Comemoraram juntos a chegada dos bombeiros. Dois jovens soldados e um oficial, parecia. Entraram, pegaram o bicho com cuidado, ensacaram e levaram. Educados e prestativos. Agradeceram ao chamado e recomendaram que em casos assim, essa era a coisa certa a fazer, nunca matar o animal ou tentar manejá-lo. O professor se identificou, agradeceu também e ficou tudo certo. Adélia, a dona da casa, estava maravilhada com o desempenho dos bombeiros e com a figura do professor/biólogo. Os filhos vinham pouquíssimo ao Itanhangá e não pareciam dispostos a realizar o sonho da mãe. Não tinham filhos e isso aparentemente não estava no radar deles. A filha num doutorado na França e o filho numa ONG na África, ligavam sempre, reiteravam que voltariam em breve, mas não davam mostras objetivas de que isso algum dia se realizaria.
A conversa com o professor rendeu. Ele beirava os 70, ela os 60. Ela sonhara ser bióloga quando criança. O medo de répteis e a história do Jardim do Eden a fizeram entrar no Direito, mas a vida e a aptidão acabaram fazendo com que ela dividisse a vida entre os filhos e a lojinha de roupas em Ipanema. Incontáveis as viagens entre a Zona Sul e o Itanhangá, quando isso ainda não era tão comum.

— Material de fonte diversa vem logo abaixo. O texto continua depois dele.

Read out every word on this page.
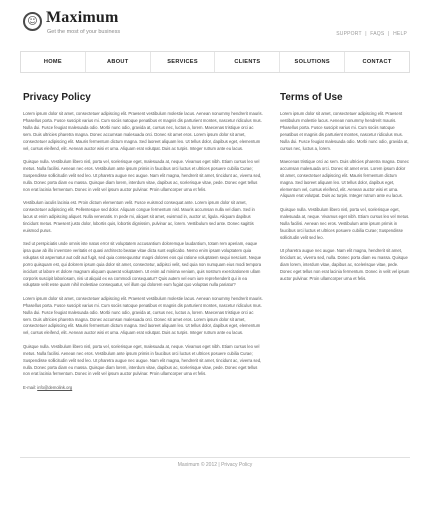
☺ Maximum
Get the most of your business	SUPPORT | FAQS | HELP
HOME	ABOUT	SERVICES	CLIENTS	SOLUTIONS	CONTACT
Privacy Policy

Lorem ipsum dolor sit amet, consectetuer adipiscing elit. Praesent vestibulum molestie lacus. Aenean nonummy hendrerit mauris. Phasellus porta. Fusce suscipit varius mi. Cum sociis natoque penatibus et magnis dis parturient montes, nascetur ridiculus mus. Nulla dui. Fusce feugiat malesuada odio. Morbi nunc odio, gravida at, cursus nec, luctus a, lorem. Maecenas tristique orci ac sem. Duis ultricies pharetra magna. Donec accumsan malesuada orci. Donec sit amet eros. Lorem ipsum dolor sit amet, consectetuer adipiscing elit. Mauris fermentum dictum magna. Sed laoreet aliquam leo. Ut tellus dolor, dapibus eget, elementum vel, cursus eleifend, elit. Aenean auctor wisi et urna. Aliquam erat volutpat. Duis ac turpis. Integer rutrum ante eu lacus.

Quisque nulla. Vestibulum libero nisl, porta vel, scelerisque eget, malesuada at, neque. Vivamus eget nibh. Etiam cursus leo vel metus. Nulla facilisi. Aenean nec eros. Vestibulum ante ipsum primis in faucibus orci luctus et ultrices posuere cubilia Curae; Suspendisse sollicitudin velit sed leo. Ut pharetra augue nec augue. Nam elit magna, hendrerit sit amet, tincidunt ac, viverra sed, nulla. Donec porta diam eu massa. Quisque diam lorem, interdum vitae, dapibus ac, scelerisque vitae, pede. Donec eget tellus non erat lacinia fermentum. Donec in velit vel ipsum auctor pulvinar. Proin ullamcorper urna et felis.

Vestibulum iaculis lacinia est. Proin dictum elementum velit. Fusce euismod consequat ante. Lorem ipsum dolor sit amet, consectetuer adipiscing elit. Pellentesque sed dolor. Aliquam congue fermentum nisl. Mauris accumsan nulla vel diam. Sed in lacus ut enim adipiscing aliquet. Nulla venenatis. In pede mi, aliquet sit amet, euismod in, auctor ut, ligula. Aliquam dapibus tincidunt metus. Praesent justo dolor, lobortis quis, lobortis dignissim, pulvinar ac, lorem. Vestibulum sed ante. Donec sagittis euismod purus.

Sed ut perspiciatis unde omnis iste natus error sit voluptatem accusantium doloremque laudantium, totam rem aperiam, eaque ipsa quae ab illo inventore veritatis et quasi architecto beatae vitae dicta sunt explicabo. Nemo enim ipsam voluptatem quia voluptas sit aspernatur aut odit aut fugit, sed quia consequuntur magni dolores eos qui ratione voluptatem sequi nesciunt. Neque porro quisquam est, qui dolorem ipsum quia dolor sit amet, consectetur, adipisci velit, sed quia non numquam eius modi tempora incidunt ut labore et dolore magnam aliquam quaerat voluptatem. Ut enim ad minima veniam, quis nostrum exercitationem ullam corporis suscipit laboriosam, nisi ut aliquid ex ea commodi consequatur? Quis autem vel eum iure reprehenderit qui in ea voluptate velit esse quam nihil molestiae consequatur, vel illum qui dolorem eum fugiat quo voluptas nulla pariatur?

Lorem ipsum dolor sit amet, consectetuer adipiscing elit. Praesent vestibulum molestie lacus. Aenean nonummy hendrerit mauris. Phasellus porta. Fusce suscipit varius mi. Cum sociis natoque penatibus et magnis dis parturient montes, nascetur ridiculus mus. Nulla dui. Fusce feugiat malesuada odio. Morbi nunc odio, gravida at, cursus nec, luctus a, lorem. Maecenas tristique orci ac sem. Duis ultricies pharetra magna. Donec accumsan malesuada orci. Donec sit amet eros. Lorem ipsum dolor sit amet, consectetuer adipiscing elit. Mauris fermentum dictum magna. Sed laoreet aliquam leo. Ut tellus dolor, dapibus eget, elementum vel, cursus eleifend, elit. Aenean auctor wisi et urna. Aliquam erat volutpat. Duis ac turpis. Integer rutrum ante eu lacus.

Quisque nulla. Vestibulum libero nisl, porta vel, scelerisque eget, malesuada at, neque. Vivamus eget nibh. Etiam cursus leo vel metus. Nulla facilisi. Aenean nec eros. Vestibulum ante ipsum primis in faucibus orci luctus et ultrices posuere cubilia Curae; Suspendisse sollicitudin velit sed leo. Ut pharetra augue nec augue. Nam elit magna, hendrerit sit amet, tincidunt ac, viverra sed, nulla. Donec porta diam eu massa. Quisque diam lorem, interdum vitae, dapibus ac, scelerisque vitae, pede. Donec eget tellus non erat lacinia fermentum. Donec in velit vel ipsum auctor pulvinar. Proin ullamcorper urna et felis.

E-mail: info@demolink.org
Terms of Use

Lorem ipsum dolor sit amet, consectetuer adipiscing elit. Praesent vestibulum molestie lacus. Aenean nonummy hendrerit mauris. Phasellus porta. Fusce suscipit varius mi. Cum sociis natoque penatibus et magnis dis parturient montes, nascetur ridiculus mus. Nulla dui. Fusce feugiat malesuada odio. Morbi nunc odio, gravida at, cursus nec, luctus a, lorem.

Maecenas tristique orci ac sem. Duis ultricies pharetra magna. Donec accumsan malesuada orci. Donec sit amet eros. Lorem ipsum dolor sit amet, consectetuer adipiscing elit. Mauris fermentum dictum magna. Sed laoreet aliquam leo. Ut tellus dolor, dapibus eget, elementum vel, cursus eleifend, elit. Aenean auctor wisi et urna. Aliquam erat volutpat. Duis ac turpis. Integer rutrum ante eu lacus.

Quisque nulla. Vestibulum libero nisl, porta vel, scelerisque eget, malesuada at, neque. Vivamus eget nibh. Etiam cursus leo vel metus. Nulla facilisi. Aenean nec eros. Vestibulum ante ipsum primis in faucibus orci luctus et ultrices posuere cubilia Curae; Suspendisse sollicitudin velit sed leo.

Ut pharetra augue nec augue. Nam elit magna, hendrerit sit amet, tincidunt ac, viverra sed, nulla. Donec porta diam eu massa. Quisque diam lorem, interdum vitae, dapibus ac, scelerisque vitae, pede. Donec eget tellus non erat lacinia fermentum. Donec in velit vel ipsum auctor pulvinar. Proin ullamcorper urna et felis.

Maximum © 2012 | Privacy Policy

Joseph, o professor, filho de diplomatas americanos, desertou da família quando os pais serviam no consulado americano do Rio, em tempos de ditadura no Brasil e guerra no Vietnã. Indiferentes, nunca repreenderam a escolha do filho, mesmo achando que ele, obviamente, estaria melhor em Nova Iorque. Ele declarava abertamente não conseguir entender mais o mundo sem o calor humano que aprendeu a sentir aqui, em meio às manifestações que antecederam ao AI-5. Frequentava escondido, claro. Deu sorte de nunca ter sido descoberto.
Saudade de escutar MPB, né minha filha, meu filho... Espia aqui.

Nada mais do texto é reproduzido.